Stimulus helps youth find summer work

August 25, 2009

By Christina Killion Valdez
8/22/2009 Post-Bulletin, Rochester MN

Amanda Wondrow knows what it’s like to be represented by a public defender. Now, she’s on the other side of the briefcase.

After her mother’s death and before becoming a teen mother, Wondrow, 21, said she had some problems with the law. Yet, through Summer Youth Connections, a Minnesota Workforce Center program that uses stimulus dollars to provide work readiness training and jobs for at-risk youth, Wondrow is working at the Public Defender’s office.

“It’s changed my life,” she said. “It’s not just a job — it’s a career.”

Getting to this point, however, has taken some work.

In a tight economy, a criminal background of any sort compounds the difficulty of finding jobs for young people, said Jeremy Hildman, youth counselor at the WorkForce Center in Rochester.

“Even if it’s an isolated incident, it really affects the rest of their life in trying to get employment,” he said.

Stimulus dollars

To help, about $16.1 million in stimulus dollars was committed through the Youth Recovery Act to pay the salaries of young adults ages 14 to 24. Most of the jobs are at nonprofit or government organizations where youths can work up to 40 hours a week for $7.25 per hour, Hildman said.

The funding has enabled 5,650 young people in Minnesota to find work this summer. It’s also helped cash-strapped employers bring in workers, with the stipulation that the youth don’t replace or displace regular workers.

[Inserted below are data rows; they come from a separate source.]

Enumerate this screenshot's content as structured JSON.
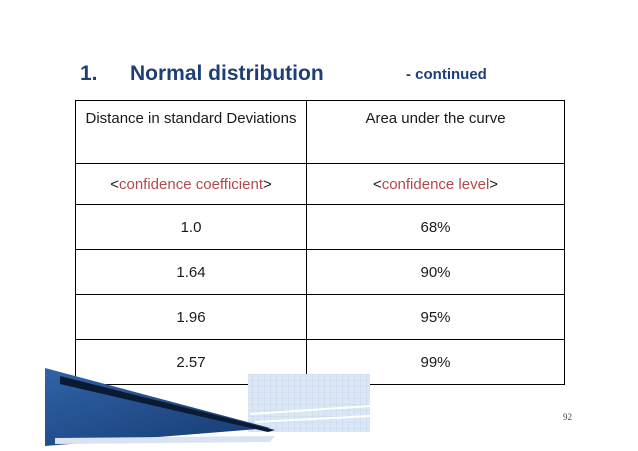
{
  "title": {
    "number": "1.",
    "main": "Normal distribution",
    "continued": "- continued"
  },
  "table": {
    "header_col1": "Distance in standard Deviations",
    "header_col2": "Area  under the curve",
    "subheader_col1": {
      "lt": "<",
      "text": "confidence coefficient",
      "gt": ">"
    },
    "subheader_col2": {
      "lt": "<",
      "text": "confidence level",
      "gt": ">"
    },
    "rows": [
      {
        "distance": "1.0",
        "area": "68%"
      },
      {
        "distance": "1.64",
        "area": "90%"
      },
      {
        "distance": "1.96",
        "area": "95%"
      },
      {
        "distance": "2.57",
        "area": "99%"
      }
    ]
  },
  "page_number": "92",
  "colors": {
    "title": "#1f3f74",
    "accent": "#b5484a"
  }
}
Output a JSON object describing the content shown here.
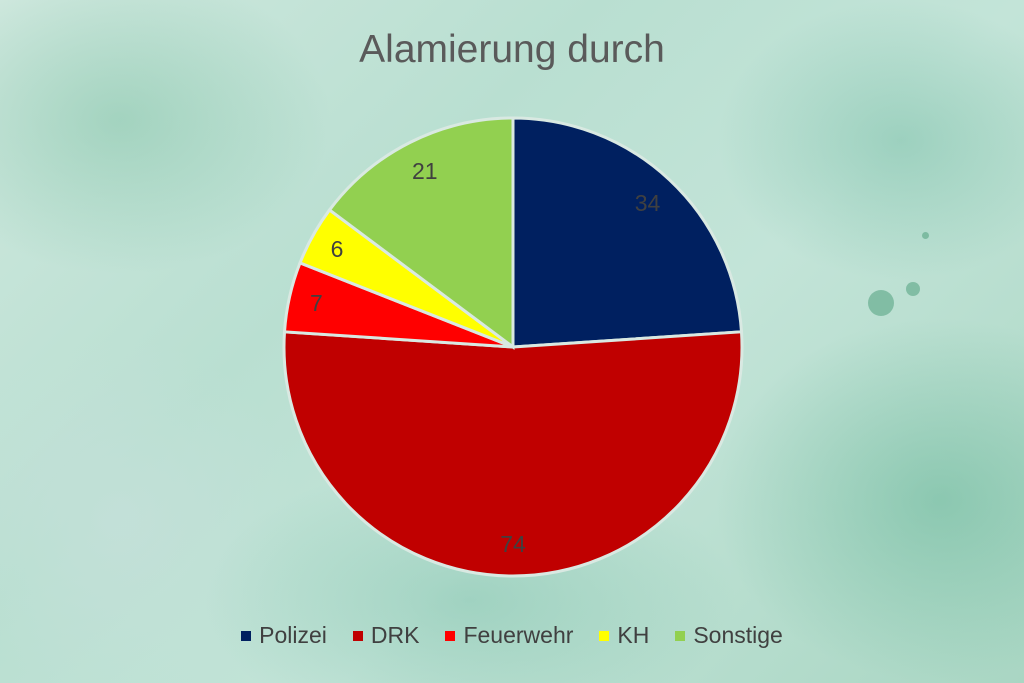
{
  "chart_data": {
    "type": "pie",
    "title": "Alamierung durch",
    "categories": [
      "Polizei",
      "DRK",
      "Feuerwehr",
      "KH",
      "Sonstige"
    ],
    "values": [
      34,
      74,
      7,
      6,
      21
    ],
    "colors": [
      "#002060",
      "#C00000",
      "#FF0000",
      "#FFFF00",
      "#92D050"
    ],
    "label_colors": [
      "#404040",
      "#404040",
      "#404040",
      "#404040",
      "#404040"
    ],
    "start_angle_deg": 0,
    "direction": "clockwise",
    "legend_position": "bottom"
  }
}
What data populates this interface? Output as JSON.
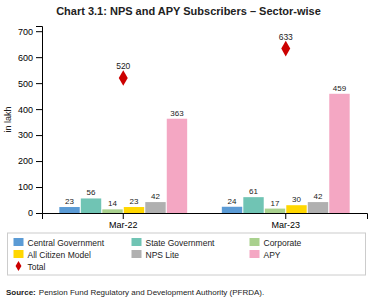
{
  "chart_data": {
    "type": "bar",
    "title": "Chart 3.1: NPS and APY Subscribers – Sector-wise",
    "ylabel": "in lakh",
    "categories": [
      "Mar-22",
      "Mar-23"
    ],
    "series": [
      {
        "name": "Central Government",
        "color": "#5b9bd5",
        "values": [
          23,
          24
        ]
      },
      {
        "name": "State Government",
        "color": "#70c4b4",
        "values": [
          56,
          61
        ]
      },
      {
        "name": "Corporate",
        "color": "#a9d18e",
        "values": [
          14,
          17
        ]
      },
      {
        "name": "All Citizen Model",
        "color": "#ffd700",
        "values": [
          23,
          30
        ]
      },
      {
        "name": "NPS Lite",
        "color": "#b0b0b0",
        "values": [
          42,
          42
        ]
      },
      {
        "name": "APY",
        "color": "#f4a7c3",
        "values": [
          363,
          459
        ]
      },
      {
        "name": "Total",
        "type": "scatter",
        "marker": "diamond",
        "color": "#cc0000",
        "values": [
          520,
          633
        ]
      }
    ],
    "ylim": [
      0,
      720
    ],
    "yticks": [
      0,
      100,
      200,
      300,
      400,
      500,
      600,
      700
    ],
    "grid": false,
    "data_labels": true,
    "legend": "bottom",
    "annotations": [
      "Source:",
      "Pension Fund Regulatory and Development Authority (PFRDA)."
    ]
  }
}
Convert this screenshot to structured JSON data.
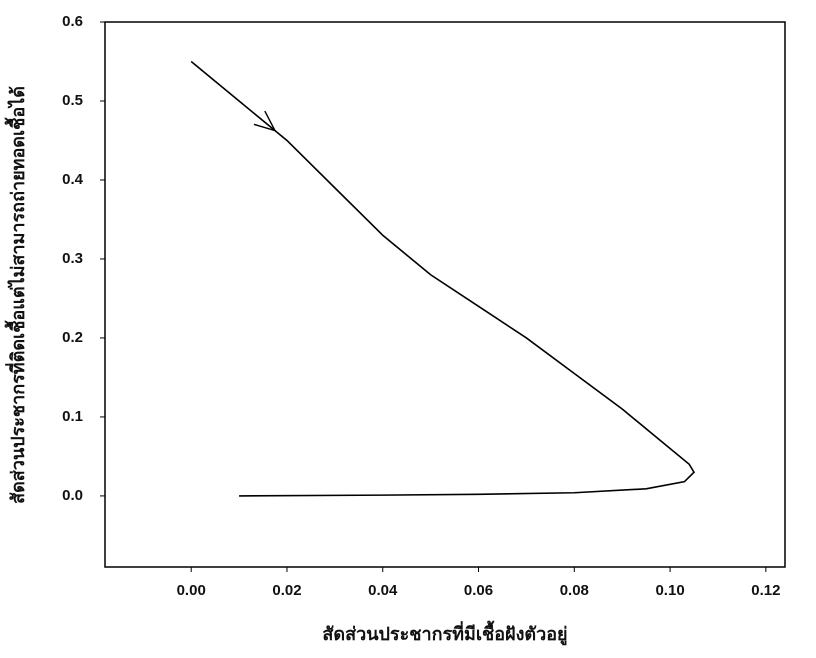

All participants attend a two-week job training program, for which they are paid a stipend and bonus. At the end of the training, they are matched to a work site that fits their interests, Hildman said.

Wondrow is one of more than 100 young people who have already gone through the program this year in Rochester, with more expected by the end of the summer, he said.

Based on her career assessment, Hildman sought a job for Wondrow at the public defenders office.

There she’s come to understand the enormous case loads and tremendous pressures public defenders work under.

“They do as much as they can do,” she said of the attorneys.

On the job training

For her part, Wondrow said she evaluates clients in the juvenile and adult detention centers to see how they can get help rather than go to prison, she said.

And while she was originally hired to work 200 hours, her job was extended to up to 600 hours, she said. Now, she’ll be able to continue working even after she starts classes next month at Rochester Community and Technical College to become a human service specialist.

Able to look back at her life now, Wondrow said although her past has been difficult, it helped make her future possible.

Her mother died of cancer when Wondrow was 16. After that she bounced around living with her stepfather and boyfriend, who later got into drugs, she said. At age 19, she found out she was pregnant.

“She saved my life,” Wondrow said of her now 14-month-old daughter. “I don’t know what I would have done without her.”

Wondrow’s supervisor, Donavan Bailey, dispositional adviser for the 3rd District Public Defenders Office, agreed that Wondrow’s history helped prepare her for what can be a demanding job working with people convicted of homicide, drug dealing or who are chemically dependent.

“She’s come from some of that background. In that way she’s worked out really well,” he said. “She can relate to the clientele and their situations.”

She also has the skills needed to work with lawyers, judges and other professionals, he said.

“She had some skill and passion for social work and is doing well,” he said.